I know we have all had losses. Thanks for listening and being here.


----------



## forluvofsmoke (Jan 27, 2012)

Hi Jewel-

I find it refreshing to read that your outlook is so bright...seeing so much good around you. You seem to be handling life-changing events quite well. Hey, do what works for you...and don't fix what isn't broke, right?

Yes, your post seemed dim, and I felt inclined to elaborate...maybe in your case it wasn't necessary, but then others may find some use from what I wrote. As I wrote I found myself in moments of pause, realizing that some of what I was referring to was also directly related to my own situation. So, it did help me to understand myself better, while attempting to help someone else...a win-win!!!


Weedygarden-

I failed thank you for posting this, so, THANKS!!! Reading that article, others responses, and posting here, is giving me more insight on how to move forward. It's been a looooong and bumpy road, but I see more healing coming my way.


----------



## weedygarden (Apr 27, 2011)

forluvofsmoke said:


> Weedygarden, sorry for your losses. Being you have posted this, you know the healing process will continue over time, and to resist will lengthen or stop the process. To go with the flow will speed your healing...that's the good news. I wish the best to you and yours.
> .....
> 
> If you hold onto guilt or anger, the pain can consume you...your life will never be what it should be, because you are not fully in control. In this state, happiness can be elusive, if not nonexistent. After-all, what is life without happiness?


Thank you, forluvofsmoke, I too believe to resist any part of this lengthens or stops the healing process. I am not someone who cries much, day to day, and I am just letting it happen when it happens. No resistance to that.


----------



## forluvofsmoke (Jan 27, 2012)

weedygarden said:


> Thank you, forluvofsmoke, I too believe to resist any part of this lengthens or stops the healing process. I am *not someone who cries much, day to day*, and I am just letting it happen when it happens.

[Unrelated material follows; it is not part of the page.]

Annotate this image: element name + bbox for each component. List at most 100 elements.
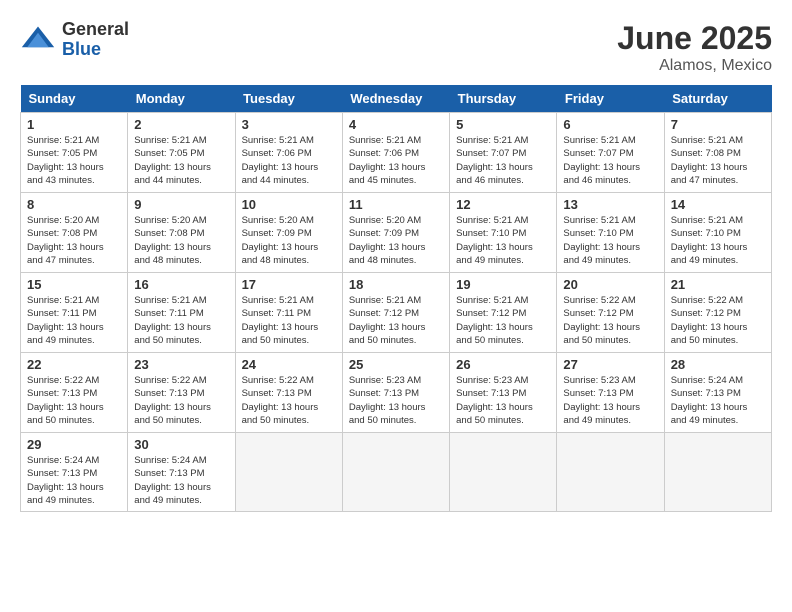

No resistance to that.


That's me as well...I may go years without shedding a tear...it's something that has been engrained into the male of our species, thanks to our societal misconceptions. Guys are supposed to be tough...the strong shoulder to lean on...the calm and understanding ear when in times of need, yet, the stern and firm voice when necessary...the protector when a threat arises...and above all, having the ability to over-ride/ignore the worst of pain, be it emotional or physical, regardless of the cause.

So, we can be tough, sure...doesn't do a bit of good for our own mental wellness when we suffer a loss. Being tough doesn't allow the healing to begin. Remembering that is the hard part for me. Disconnecting one's self from being all that it is you do, just to take care of yourself...that seems to be the key, at least for me. Getting involved with this thread is bringing some needed change for me...opening my eyes and bringing about a different view of how to heal from life-changing events, instead of just coping with them. Coping is just being tough...tough doesn't cut it.

Sometimes, you just gotta let go...I did that a little, last night, and today...I haven't done that for a long time. Nothing but good things will come of it...

Be well!!!


----------



## LincTex (Apr 1, 2011)

forluvofsmoke said:


> ...I may go years without shedding a tear...it's something that has been engrained into the male of our species, thanks to our societal misconceptions. Guys are supposed to be tough...
> 
> So, we can be tough, sure...doesn't do a bit of good for our own mental wellness when we suffer a loss. Being tough doesn't allow the healing to begin.


This thread is really speaking to me. 
I may be facing a divorce sometime in the future... 
but I do NOT want that to happen.

My Passive-Aggressive wife is gutting this marriage in a very covert way of abuse towards me.

Trust me.......... I **KNOW** how to cry


----------



## weedygarden (Apr 27, 2011)

*LincTex, I am sorry!*



LincTex said:


> This thread is really speaking to me.
> I may be facing a divorce sometime in the future...
> but I do NOT want that to happen.
> 
> ...


That was one of the hardest things for me to go through. I can only imagine the pain you are going through.


----------



## Jewel (Sep 6, 2014)

((((((((((( Everyone )))))))))) 


How we feel it is one thing, how we let it change us is another. 

I've heard that love is the cure but I disagree. I believe it's hope, in whatever form we can find it.


----------